The Variety staff found only five people sitting and standing around the large vacant store space.

Despite the dismal showing all day, as observed by Variety, the Natural Resources Subcommittee of the Governor’s Civilian Military Task Force insisted the forum drew about 150 to 200 people. The figure was based not on a body count, rather by determining how many T-shirts were ultimately passed out by expo staff who were more often than not outside most of the day until the end of the event.

“We had a low turnout, but we hope to build on this,” said Elaina Todd, NOAA coral fellow and assistant coordinator for the expo.

Todd said she really did not think the numbers were low because of lack of interest. She said some people had a hard time finding the forum venue.

The expo took place inside the empty shop formerly occupied by the PC Outlet. At the front of the mall wing, expo organizers had placed large signs and colorful graphics, but most passersby simply ignored the event, according to an employee at the adjacent bookstore.

Even a temporary iceless skating rink setup to benefit habitat for Humanity within the same space failed to lure many interested residents into the expo space.

“The good thing is the people that did come stayed, because they were engaged.
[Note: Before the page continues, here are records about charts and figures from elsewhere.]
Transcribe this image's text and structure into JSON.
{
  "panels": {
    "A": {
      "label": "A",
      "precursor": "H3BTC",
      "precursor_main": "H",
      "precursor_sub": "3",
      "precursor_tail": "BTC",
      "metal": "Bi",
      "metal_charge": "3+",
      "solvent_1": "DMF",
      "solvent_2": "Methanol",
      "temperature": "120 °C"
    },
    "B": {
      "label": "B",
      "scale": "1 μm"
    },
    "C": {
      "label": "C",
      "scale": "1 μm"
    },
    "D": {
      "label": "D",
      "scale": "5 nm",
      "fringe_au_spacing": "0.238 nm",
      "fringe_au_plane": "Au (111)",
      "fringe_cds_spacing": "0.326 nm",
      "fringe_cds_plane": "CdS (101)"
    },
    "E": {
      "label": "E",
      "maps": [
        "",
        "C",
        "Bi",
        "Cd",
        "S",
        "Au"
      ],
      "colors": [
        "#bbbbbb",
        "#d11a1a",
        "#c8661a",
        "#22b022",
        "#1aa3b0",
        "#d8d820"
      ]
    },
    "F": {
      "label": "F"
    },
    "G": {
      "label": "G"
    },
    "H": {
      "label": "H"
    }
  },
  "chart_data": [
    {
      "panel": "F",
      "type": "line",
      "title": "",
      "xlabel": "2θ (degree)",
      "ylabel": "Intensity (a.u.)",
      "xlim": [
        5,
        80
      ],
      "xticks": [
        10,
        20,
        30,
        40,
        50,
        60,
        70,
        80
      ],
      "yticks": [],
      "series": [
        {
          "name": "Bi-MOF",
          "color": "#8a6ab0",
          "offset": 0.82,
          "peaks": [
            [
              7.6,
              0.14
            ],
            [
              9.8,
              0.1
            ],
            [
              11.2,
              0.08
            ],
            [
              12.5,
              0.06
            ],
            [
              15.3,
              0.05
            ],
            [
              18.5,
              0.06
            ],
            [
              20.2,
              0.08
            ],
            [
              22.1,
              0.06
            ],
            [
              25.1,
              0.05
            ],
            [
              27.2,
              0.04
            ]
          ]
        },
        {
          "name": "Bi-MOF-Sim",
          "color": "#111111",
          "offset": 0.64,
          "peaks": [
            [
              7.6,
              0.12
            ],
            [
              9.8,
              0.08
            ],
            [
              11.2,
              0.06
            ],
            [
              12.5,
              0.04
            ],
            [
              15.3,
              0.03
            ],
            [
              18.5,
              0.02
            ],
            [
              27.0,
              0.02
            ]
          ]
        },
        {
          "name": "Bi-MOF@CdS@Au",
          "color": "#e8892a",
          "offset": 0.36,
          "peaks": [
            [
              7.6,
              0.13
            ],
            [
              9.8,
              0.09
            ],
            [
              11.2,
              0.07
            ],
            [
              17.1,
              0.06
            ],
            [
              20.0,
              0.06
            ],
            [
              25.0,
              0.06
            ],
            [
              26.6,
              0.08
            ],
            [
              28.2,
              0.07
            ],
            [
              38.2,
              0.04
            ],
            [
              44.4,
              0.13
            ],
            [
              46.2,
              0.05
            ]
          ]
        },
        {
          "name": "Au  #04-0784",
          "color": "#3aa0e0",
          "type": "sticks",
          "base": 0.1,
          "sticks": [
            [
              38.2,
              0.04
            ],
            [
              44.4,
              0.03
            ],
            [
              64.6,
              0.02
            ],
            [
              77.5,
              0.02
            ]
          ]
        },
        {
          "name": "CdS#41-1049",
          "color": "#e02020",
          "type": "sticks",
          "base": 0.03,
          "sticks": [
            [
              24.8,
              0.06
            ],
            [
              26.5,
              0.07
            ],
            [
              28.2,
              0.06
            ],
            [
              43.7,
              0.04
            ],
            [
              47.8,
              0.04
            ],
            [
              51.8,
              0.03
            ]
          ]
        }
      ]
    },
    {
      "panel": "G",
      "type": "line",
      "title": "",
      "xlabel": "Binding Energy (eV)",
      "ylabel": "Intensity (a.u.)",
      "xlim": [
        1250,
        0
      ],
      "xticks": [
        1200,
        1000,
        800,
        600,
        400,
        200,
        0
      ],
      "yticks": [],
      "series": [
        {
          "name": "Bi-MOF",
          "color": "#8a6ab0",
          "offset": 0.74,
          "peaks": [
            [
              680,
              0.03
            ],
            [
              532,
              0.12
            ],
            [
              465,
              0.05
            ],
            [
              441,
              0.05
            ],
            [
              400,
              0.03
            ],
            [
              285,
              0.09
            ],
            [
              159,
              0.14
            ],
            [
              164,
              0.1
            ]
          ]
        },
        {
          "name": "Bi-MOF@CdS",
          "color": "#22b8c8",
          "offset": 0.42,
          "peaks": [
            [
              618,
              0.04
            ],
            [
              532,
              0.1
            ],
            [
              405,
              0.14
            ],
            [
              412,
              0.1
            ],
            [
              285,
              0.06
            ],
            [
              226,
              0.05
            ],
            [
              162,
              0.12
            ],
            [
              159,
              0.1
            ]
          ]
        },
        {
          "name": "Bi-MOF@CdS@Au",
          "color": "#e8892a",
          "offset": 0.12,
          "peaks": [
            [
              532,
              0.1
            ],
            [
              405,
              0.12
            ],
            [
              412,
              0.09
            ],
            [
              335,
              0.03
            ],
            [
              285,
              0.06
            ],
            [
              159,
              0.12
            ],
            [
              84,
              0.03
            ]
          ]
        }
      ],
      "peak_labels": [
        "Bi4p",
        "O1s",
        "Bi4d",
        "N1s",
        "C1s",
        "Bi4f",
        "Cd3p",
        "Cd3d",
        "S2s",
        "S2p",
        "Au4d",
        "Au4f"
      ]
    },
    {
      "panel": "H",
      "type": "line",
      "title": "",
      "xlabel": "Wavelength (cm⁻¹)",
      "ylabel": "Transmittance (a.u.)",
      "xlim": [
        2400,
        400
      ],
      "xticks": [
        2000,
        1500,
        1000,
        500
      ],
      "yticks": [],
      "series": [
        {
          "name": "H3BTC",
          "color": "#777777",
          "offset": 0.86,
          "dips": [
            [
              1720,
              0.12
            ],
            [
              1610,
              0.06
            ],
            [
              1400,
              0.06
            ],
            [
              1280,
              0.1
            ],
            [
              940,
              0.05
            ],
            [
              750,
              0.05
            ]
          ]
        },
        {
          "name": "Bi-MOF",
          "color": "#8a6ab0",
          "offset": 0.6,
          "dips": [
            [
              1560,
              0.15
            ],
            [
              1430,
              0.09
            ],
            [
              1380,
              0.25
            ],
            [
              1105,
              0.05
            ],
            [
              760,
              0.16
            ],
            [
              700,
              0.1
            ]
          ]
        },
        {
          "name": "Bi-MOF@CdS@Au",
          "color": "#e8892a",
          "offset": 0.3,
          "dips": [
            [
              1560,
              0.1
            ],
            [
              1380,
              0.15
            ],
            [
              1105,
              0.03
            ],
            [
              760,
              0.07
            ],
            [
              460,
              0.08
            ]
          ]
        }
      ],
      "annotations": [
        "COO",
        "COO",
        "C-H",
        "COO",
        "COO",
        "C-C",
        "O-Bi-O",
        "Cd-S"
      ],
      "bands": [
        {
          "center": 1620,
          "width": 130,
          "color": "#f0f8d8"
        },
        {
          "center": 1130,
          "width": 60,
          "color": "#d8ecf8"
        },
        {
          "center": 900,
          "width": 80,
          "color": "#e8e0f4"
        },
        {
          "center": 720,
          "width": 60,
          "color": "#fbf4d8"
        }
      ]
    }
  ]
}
It was very interactive, and people were able to ask questions and have a really good dialogue with the presenters,” said Todd.

Some people interviewed by Variety expressed little interest in the military impact study. “They pay people lots of money to worry about it, so I am not going to,” said Janet Miranda, a resident of Chalan Pago.

“There is no point. They gave us an 11,000 page document which we cannot read. There is no point because it is a done deal,” said Filamore Palomo Alcon, owner of Guam Gallery of Art in Chamorro Village.

Todd promised to have a better venue for the next event in January. “This will give people a chance to see what the resource agencies are doing with the [draft study],” said Todd. “We learned from this one.”

She said the next event will have presentations and will be held in a better location.